Media Source: Newsday
The letters and postcards have filled Nassau County mailboxes for years with offers of lower assessments, a testament to the niche industry that has thrived by challenging homeowners' property taxes.
Now Nassau County Executive Thomas Suozzi is inviting residents to throw those letters away - if they hadn't already.
The county has unveiled a way for property owners to challenge their tax assessments online, for free, instead of hiring a company to do the same thing, usually for 50 percent of the expected refund.
While property owners already had the ability to file their own challenges by printing a form from the county Web site and mailing it, this simplifies the process.
'It gives residential property owners a choice,' said Deputy County Executive Arthur Gianelli. 'This makes it much easier to file on their own.'
The process is available to all property owners, but county officials and tax grievance lawyers said commercial property owners, with more complicated assessments and more money at stake, are still likely to hire experts.
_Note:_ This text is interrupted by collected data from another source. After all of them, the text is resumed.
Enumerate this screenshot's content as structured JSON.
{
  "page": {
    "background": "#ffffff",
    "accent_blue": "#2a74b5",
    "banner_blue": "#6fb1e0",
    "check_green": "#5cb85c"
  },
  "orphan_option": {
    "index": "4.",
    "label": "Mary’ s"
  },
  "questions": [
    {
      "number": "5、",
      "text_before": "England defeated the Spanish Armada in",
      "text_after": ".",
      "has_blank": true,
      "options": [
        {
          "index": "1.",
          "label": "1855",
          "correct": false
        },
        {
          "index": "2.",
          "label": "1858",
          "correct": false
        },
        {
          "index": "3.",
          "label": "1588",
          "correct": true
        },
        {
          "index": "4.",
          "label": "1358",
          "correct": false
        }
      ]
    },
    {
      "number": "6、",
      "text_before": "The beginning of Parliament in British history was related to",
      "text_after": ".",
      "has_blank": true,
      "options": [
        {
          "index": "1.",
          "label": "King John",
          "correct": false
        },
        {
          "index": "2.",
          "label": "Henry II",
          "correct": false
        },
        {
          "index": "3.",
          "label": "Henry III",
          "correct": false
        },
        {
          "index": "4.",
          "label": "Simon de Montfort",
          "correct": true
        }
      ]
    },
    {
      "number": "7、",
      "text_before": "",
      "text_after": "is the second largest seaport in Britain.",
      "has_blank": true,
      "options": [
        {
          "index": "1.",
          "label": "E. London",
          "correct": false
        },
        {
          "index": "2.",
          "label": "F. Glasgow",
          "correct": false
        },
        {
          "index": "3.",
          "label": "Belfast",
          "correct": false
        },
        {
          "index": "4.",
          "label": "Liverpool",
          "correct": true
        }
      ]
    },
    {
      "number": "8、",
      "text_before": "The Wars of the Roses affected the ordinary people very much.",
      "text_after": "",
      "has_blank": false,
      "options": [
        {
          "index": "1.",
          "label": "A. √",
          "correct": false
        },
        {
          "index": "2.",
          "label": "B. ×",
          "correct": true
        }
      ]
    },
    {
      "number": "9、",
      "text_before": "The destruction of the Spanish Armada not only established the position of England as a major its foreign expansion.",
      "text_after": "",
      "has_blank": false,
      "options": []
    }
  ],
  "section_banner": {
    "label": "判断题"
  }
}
It could be more damaging to residential agencies and lawyers who do simpler work and reaped an estimated $17 million from their share of the tax refunds obtained last year, according to Glenn Borin, chairman of Nassau's Assessment Review Commission. Fred Perry, a Dix Hills lawyer who challenges thousands of assessments a year, said he doubted he'd feel the impact soon. 'The process still remains so confusing,' Perry said. 'People are still intimidated.'
The new service, called Assessment Review on the Web, can be found at: www.nassaucountyny.gov/agencies/ARC/challenge.html.
Property owners can research information such as sales of comparable homes, as well as look at photos and maps.
But Richard Fromewick, a lawyer specializing in tax grievances, said there are pitfalls for the uninformed.
'It's fraught with dangers because we have found over the last several years many mistakes in the information on the assessment Web site,' Fromewick said. County officials said they provide the most accurate information possible.
Since online assessment challenges began in early January, more than 11,000 have been filed.